Quamoclit angulata extract supplementation attenuates hepatic damage via regulation of AMPK/SIRT associated hepatic lipid metabolism in streptozotocin and high fat diet–induced T2DM mice

Abstract

Quamoclit angulata (QA) is a species of the Convolvulaceae family and has a regulatory effect on glucose homeostasis.

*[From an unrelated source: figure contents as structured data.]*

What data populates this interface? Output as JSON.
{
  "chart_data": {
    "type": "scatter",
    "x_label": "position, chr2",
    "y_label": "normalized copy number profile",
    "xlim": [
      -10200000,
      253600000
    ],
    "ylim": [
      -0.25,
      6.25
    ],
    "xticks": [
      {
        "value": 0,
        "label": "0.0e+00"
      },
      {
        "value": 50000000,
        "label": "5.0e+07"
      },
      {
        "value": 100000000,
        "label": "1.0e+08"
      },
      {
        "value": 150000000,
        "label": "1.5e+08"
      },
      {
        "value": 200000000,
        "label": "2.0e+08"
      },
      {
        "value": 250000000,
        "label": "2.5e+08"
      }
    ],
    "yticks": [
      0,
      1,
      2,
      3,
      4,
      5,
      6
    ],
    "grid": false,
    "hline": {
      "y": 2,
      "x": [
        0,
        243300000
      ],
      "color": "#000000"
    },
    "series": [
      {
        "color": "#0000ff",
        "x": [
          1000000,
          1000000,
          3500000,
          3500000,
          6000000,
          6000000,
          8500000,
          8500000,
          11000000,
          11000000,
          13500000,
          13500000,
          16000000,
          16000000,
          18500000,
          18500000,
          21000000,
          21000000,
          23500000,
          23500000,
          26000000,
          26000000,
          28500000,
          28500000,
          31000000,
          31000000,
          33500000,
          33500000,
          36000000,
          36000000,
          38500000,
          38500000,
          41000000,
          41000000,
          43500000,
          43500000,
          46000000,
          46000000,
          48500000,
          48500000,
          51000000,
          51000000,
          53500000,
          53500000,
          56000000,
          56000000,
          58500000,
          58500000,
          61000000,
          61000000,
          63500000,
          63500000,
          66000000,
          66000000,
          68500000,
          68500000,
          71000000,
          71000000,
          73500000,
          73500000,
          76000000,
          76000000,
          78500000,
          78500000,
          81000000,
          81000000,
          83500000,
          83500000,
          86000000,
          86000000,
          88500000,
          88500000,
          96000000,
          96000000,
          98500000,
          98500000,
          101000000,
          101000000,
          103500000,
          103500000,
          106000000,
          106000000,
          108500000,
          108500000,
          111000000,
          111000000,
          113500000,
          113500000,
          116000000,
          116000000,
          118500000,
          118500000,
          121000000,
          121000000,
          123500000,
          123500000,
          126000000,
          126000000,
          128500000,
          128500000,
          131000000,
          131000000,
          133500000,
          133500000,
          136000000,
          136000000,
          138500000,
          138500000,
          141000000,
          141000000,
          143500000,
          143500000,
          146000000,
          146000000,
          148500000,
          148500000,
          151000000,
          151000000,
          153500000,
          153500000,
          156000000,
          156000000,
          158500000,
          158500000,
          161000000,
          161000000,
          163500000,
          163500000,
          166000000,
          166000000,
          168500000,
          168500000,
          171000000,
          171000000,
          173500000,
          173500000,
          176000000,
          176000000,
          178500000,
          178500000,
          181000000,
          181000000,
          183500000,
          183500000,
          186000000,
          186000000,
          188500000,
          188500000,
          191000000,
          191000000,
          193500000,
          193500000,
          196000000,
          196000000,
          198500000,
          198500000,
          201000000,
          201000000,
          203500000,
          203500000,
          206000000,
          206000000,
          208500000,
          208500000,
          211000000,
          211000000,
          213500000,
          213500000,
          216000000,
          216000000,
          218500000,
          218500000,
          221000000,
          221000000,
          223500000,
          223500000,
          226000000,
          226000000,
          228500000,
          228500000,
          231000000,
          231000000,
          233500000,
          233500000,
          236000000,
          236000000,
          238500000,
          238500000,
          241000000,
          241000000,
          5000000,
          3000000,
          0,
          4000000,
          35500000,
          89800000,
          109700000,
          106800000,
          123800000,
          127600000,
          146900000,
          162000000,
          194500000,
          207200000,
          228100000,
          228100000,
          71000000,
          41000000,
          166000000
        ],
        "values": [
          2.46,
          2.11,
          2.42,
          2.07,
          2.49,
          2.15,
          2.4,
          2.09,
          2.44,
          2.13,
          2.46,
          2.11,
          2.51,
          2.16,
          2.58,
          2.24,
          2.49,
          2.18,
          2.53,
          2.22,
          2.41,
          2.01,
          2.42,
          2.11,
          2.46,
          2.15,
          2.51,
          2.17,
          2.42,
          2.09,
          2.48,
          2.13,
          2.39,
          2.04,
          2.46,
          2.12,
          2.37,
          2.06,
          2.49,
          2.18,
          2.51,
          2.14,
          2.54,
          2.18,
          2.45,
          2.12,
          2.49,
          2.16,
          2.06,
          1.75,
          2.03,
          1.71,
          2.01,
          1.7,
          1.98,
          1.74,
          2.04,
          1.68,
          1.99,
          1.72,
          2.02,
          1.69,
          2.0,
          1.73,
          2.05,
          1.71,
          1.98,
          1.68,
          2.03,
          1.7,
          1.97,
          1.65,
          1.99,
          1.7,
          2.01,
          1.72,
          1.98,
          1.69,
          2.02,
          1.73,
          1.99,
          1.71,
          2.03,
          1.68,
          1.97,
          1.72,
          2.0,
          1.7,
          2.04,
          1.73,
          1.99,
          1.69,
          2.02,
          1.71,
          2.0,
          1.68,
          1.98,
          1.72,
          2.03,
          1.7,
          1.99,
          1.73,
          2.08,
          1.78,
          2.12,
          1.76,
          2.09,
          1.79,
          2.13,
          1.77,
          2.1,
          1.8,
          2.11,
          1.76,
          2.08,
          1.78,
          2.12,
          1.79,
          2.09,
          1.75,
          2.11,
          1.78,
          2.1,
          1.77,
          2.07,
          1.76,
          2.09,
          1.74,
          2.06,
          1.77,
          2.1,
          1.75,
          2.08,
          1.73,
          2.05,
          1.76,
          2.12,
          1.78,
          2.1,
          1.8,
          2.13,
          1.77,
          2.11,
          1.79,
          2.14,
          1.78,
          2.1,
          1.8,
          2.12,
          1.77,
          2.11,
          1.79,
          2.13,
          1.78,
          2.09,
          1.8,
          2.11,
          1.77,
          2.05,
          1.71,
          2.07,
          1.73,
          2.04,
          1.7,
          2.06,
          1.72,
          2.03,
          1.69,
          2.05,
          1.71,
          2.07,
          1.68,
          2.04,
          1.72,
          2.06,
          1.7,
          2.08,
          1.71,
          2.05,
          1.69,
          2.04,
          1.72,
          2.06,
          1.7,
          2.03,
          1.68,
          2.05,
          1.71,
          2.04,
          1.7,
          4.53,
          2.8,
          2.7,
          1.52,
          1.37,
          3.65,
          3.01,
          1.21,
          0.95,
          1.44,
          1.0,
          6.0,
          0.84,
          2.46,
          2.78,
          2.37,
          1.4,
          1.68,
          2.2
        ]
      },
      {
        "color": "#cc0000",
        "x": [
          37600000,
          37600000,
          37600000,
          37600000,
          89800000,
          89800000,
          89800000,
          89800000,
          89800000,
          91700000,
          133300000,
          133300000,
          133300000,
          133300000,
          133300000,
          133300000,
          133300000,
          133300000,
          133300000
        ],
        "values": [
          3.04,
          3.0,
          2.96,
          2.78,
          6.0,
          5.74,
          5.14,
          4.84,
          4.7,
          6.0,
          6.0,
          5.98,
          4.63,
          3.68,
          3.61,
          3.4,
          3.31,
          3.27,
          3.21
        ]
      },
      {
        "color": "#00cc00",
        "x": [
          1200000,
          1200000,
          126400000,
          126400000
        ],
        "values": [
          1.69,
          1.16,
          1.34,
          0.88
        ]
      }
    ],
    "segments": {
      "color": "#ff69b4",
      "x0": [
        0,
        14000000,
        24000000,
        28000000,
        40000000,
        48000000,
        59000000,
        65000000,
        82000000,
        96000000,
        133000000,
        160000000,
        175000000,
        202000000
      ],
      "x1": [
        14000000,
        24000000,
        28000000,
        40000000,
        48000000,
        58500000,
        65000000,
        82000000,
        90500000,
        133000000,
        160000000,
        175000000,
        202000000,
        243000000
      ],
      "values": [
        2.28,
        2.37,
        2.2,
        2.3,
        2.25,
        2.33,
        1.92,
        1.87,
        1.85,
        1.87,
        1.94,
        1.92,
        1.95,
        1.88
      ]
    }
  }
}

However, the effects of QA on hyperglycemia-induced hepatic damage has not been elucidated. We hypothesized that QA extract (QAE) would alleviate hepatic damage through regulation of hepatic lipid accumulation in type 2 diabetes mellitus (T2DM). T2DM was induced by streptozotocin-high-fat diet in C57BL6 male mice for 8 weeks. The diabetic mice were supplemented with QAE at low dose (5 mg/kg) or high dose (HQ, 10 mg/kg) by oral gavage every day for 12 weeks. Histopathological changes in hepatic tissue were examined using hematoxylin and eosin staining, and the protein levels of biomarkers related to AMP-activation kinase (AMPK)/sirtuin-1 (SIRT1)-associated lipid metabolism were measured using Western blotting. QAE supplementation ameliorated plasma insulin and glycated hemoglobin in diabetic mice. Furthermore, QAE decreased hepatic lipid accumulation demonstrated by hepatic triglyceride and cholesterol levels. QAE supplementation induced hepatic AMPK, which activates SIRT1 accompanied by reduced lipogenesis in the HQ group. These changes were partially explained by the amelioration of advanced glycation end product, hepatic oxidative stress, inflammation, and fibrosis in diabetic mice. Altogether, QAE would be a potential nutraceutical to prevent hepatic damage by regulation of AMPK/SIRT1-associated lipid metabolism through oxidative stress, inflammation, and fibrosis in T2DM.